16 Déc - 04 Fév 2017
Vernissage le 15 Déc 2016 à partir de 17:00

L’exposition « La Perle » à la galerie Art : Concept, à Paris, est consacrée au thème de la famille. A travers les tableaux de Balthus, Sanya Kantarovsky et Philippe Perrot, les dessins de Pierre Klossowski, les photographies d’Eugene von Bruenchenhein et un film d’Ulla von Brandenburg sont disséqués les rapports familiaux, conjugaux et filiaux.

L’exposition « La Perle » à la galerie parisienne Art : Concept réunit six artistes autour du thème des rapports familiaux : Balthus, Ulla von Brandenburg, Eugene von Bruenchenhein, Sanya Kantarovsky, Pierre Klossowski et Philippe Perrot. A travers la multiplicité de leurs démarches et médiums respectifs (peinture, dessin, photographie et film) sont explorés les questions de la famille, du couple et de la filiation.

Les rapports amoureux au cœur des œuvres d’Eugene von Bruenchenhein et de Pierre Klossowski

Les photographies d’Eugene von Bruenchenhein ont pour centre d’intérêt la relation amoureuse, dont elles révèlent de façon franche et volontaire la dimension sexuelle. Ainsi sur le cliché Untitled (Marie Nude With Swags Of Pearls), datant des années 1940, s’expose lascivement la femme de l’artiste, assis nue au milieu de tentures florales, seulement parées de plusieurs colliers de perles. Il s’agit d’une des nombreuses œuvres d’Eugene von Bruenchenhein dans lesquelles sa femme, mise en scène et costumée, occupe un rôle central, à la fois muse et modèle favori.

Dans les dessins de Pierre Klossowski, réalisés à partir des années 1970, c’est aussi la femme de l’artiste qui est au cœur des compositions et devient la clef d’une exploration de l’érotisme et de la sexualité féminine. Ces dessins illustrent de façon crue l’intimité de rapports amoureux.

Critique de la société et du cercle familial chez Sanya Kantarovsky et Philippe Perrot

La sexualité omniprésente chez Pierre Klossowski est abordée moins frontalement dans les tableaux du jeune artiste russe Sanya Kantarovsky. A travers un style pictural inspiré de l’illustration et faussement naïf se devine une critique non dénuée d’humour de nombreux sujets d’ordre sociétal et politique, comme dans le tableau Effacement, peint en 2016, où des plumes de paon jaillissent des fesses d’un personnage dénudé.

Les toiles de Philippe Perrot abordent la question de l’intime sous un angle autobiographique mais sans faire appel à des représentations directes de membres de sa famille. Dans ses œuvres comme celle intitulée Les petits pois, où un jeune enfant est assis à la table du repas familial, à côté d’un adulte que l’on devient être son père, est évoquée la violence du cercle familial. L’huile et la gouache mais aussi des antiseptiques sont utilisées pour exposer de façon abrupte les innombrables secrets et non-dits qui gangrènent la sphère intime.

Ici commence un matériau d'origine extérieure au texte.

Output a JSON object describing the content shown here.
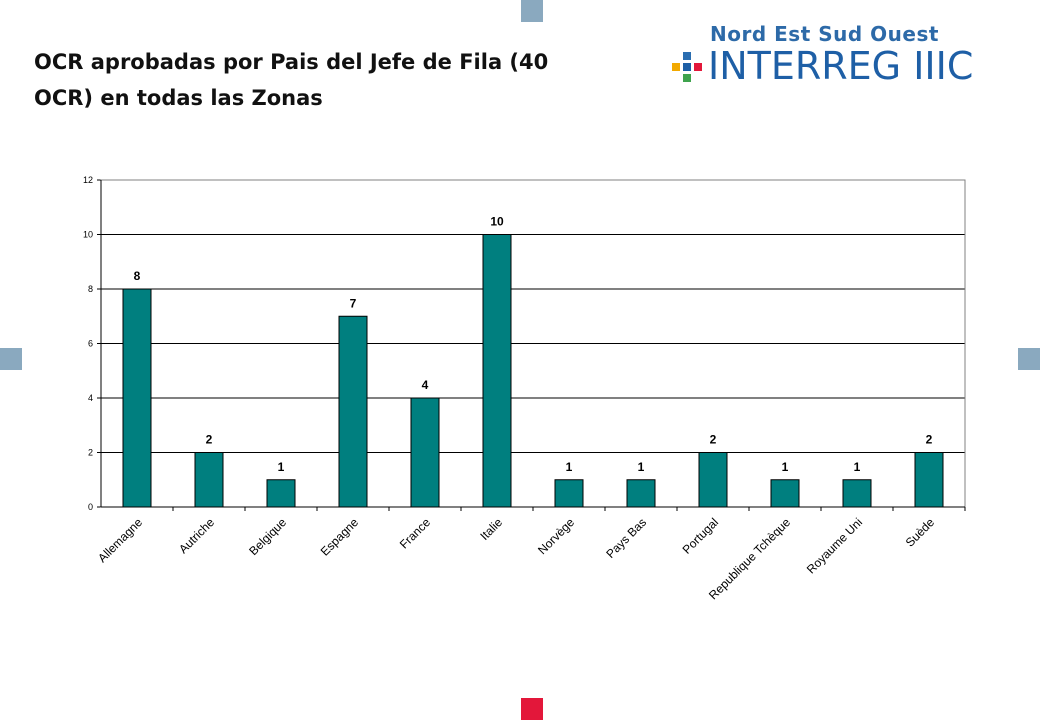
{
  "slide": {
    "title": "OCR aprobadas por Pais del Jefe de Fila (40 OCR) en todas las Zonas"
  },
  "logo": {
    "top_text": "Nord Est Sud Ouest",
    "main_text": "INTERREG IIIC"
  },
  "colors": {
    "bar": "#007f7f",
    "deco_blue": "#8aa9bf",
    "deco_red": "#e3173a",
    "logo_blue": "#1e5fa6"
  },
  "chart_data": {
    "type": "bar",
    "categories": [
      "Allemagne",
      "Autriche",
      "Belgique",
      "Espagne",
      "France",
      "Italie",
      "Norvège",
      "Pays Bas",
      "Portugal",
      "Republique Tchèque",
      "Royaume Uni",
      "Suède"
    ],
    "values": [
      8,
      2,
      1,
      7,
      4,
      10,
      1,
      1,
      2,
      1,
      1,
      2
    ],
    "ylim": [
      0,
      12
    ],
    "yticks": [
      0,
      2,
      4,
      6,
      8,
      10,
      12
    ],
    "grid": true,
    "legend": "none",
    "data_labels": true
  }
}
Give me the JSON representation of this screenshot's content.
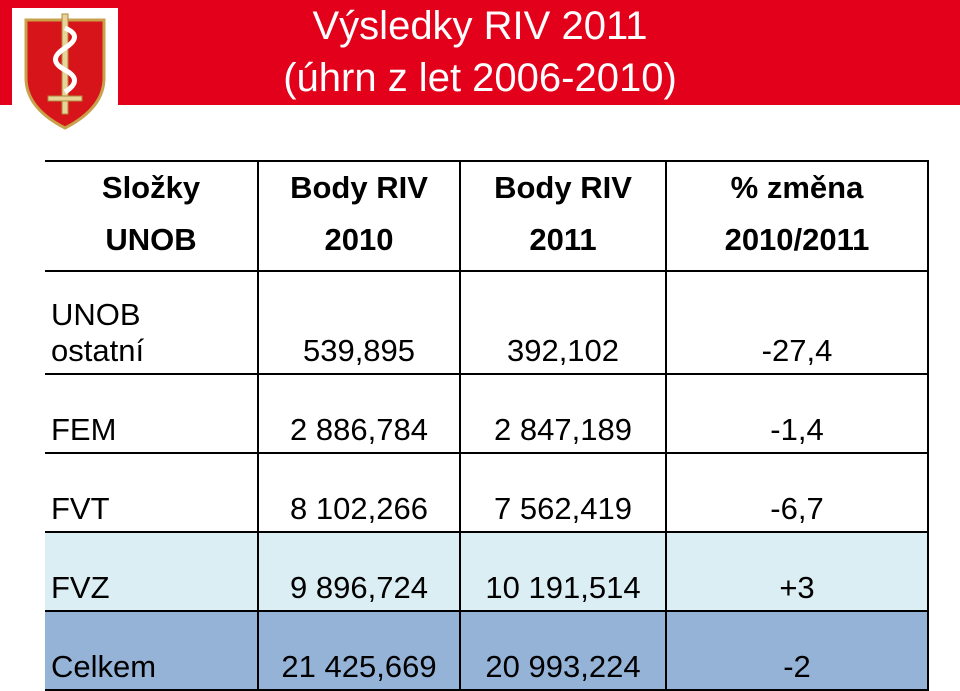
{
  "header": {
    "title_lines": [
      "Výsledky RIV 2011",
      "(úhrn z let 2006-2010)"
    ]
  },
  "table": {
    "columns": [
      [
        "Složky",
        "UNOB"
      ],
      [
        "Body RIV",
        "2010"
      ],
      [
        "Body RIV",
        "2011"
      ],
      [
        "% změna",
        "2010/2011"
      ]
    ],
    "rows": [
      [
        [
          "UNOB",
          "ostatní"
        ],
        "539,895",
        "392,102",
        "-27,4"
      ],
      [
        [
          "FEM"
        ],
        "2 886,784",
        "2 847,189",
        "-1,4"
      ],
      [
        [
          "FVT"
        ],
        "8 102,266",
        "7 562,419",
        "-6,7"
      ],
      [
        [
          "FVZ"
        ],
        "9 896,724",
        "10 191,514",
        "+3"
      ],
      [
        [
          "Celkem"
        ],
        "21 425,669",
        "20 993,224",
        "-2"
      ]
    ]
  }
}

Le film Chorspiel, réalisé en 2010 par Ulla von Brandenburg s’éloigne de la dimension autobiographique pour s’intéresser à la famille sous l’angle du rôle que joue chacune de ses figures et des rituels qui la structurent. De façon très théâtrale, l’œuvre montre l’arrivée d’un voyageur au sein d’une famille. Elle met ainsi en scène la façon dont l’introduction subite d’un élément étranger dans une cellule familiale en bouleverse profondément le fonctionnement.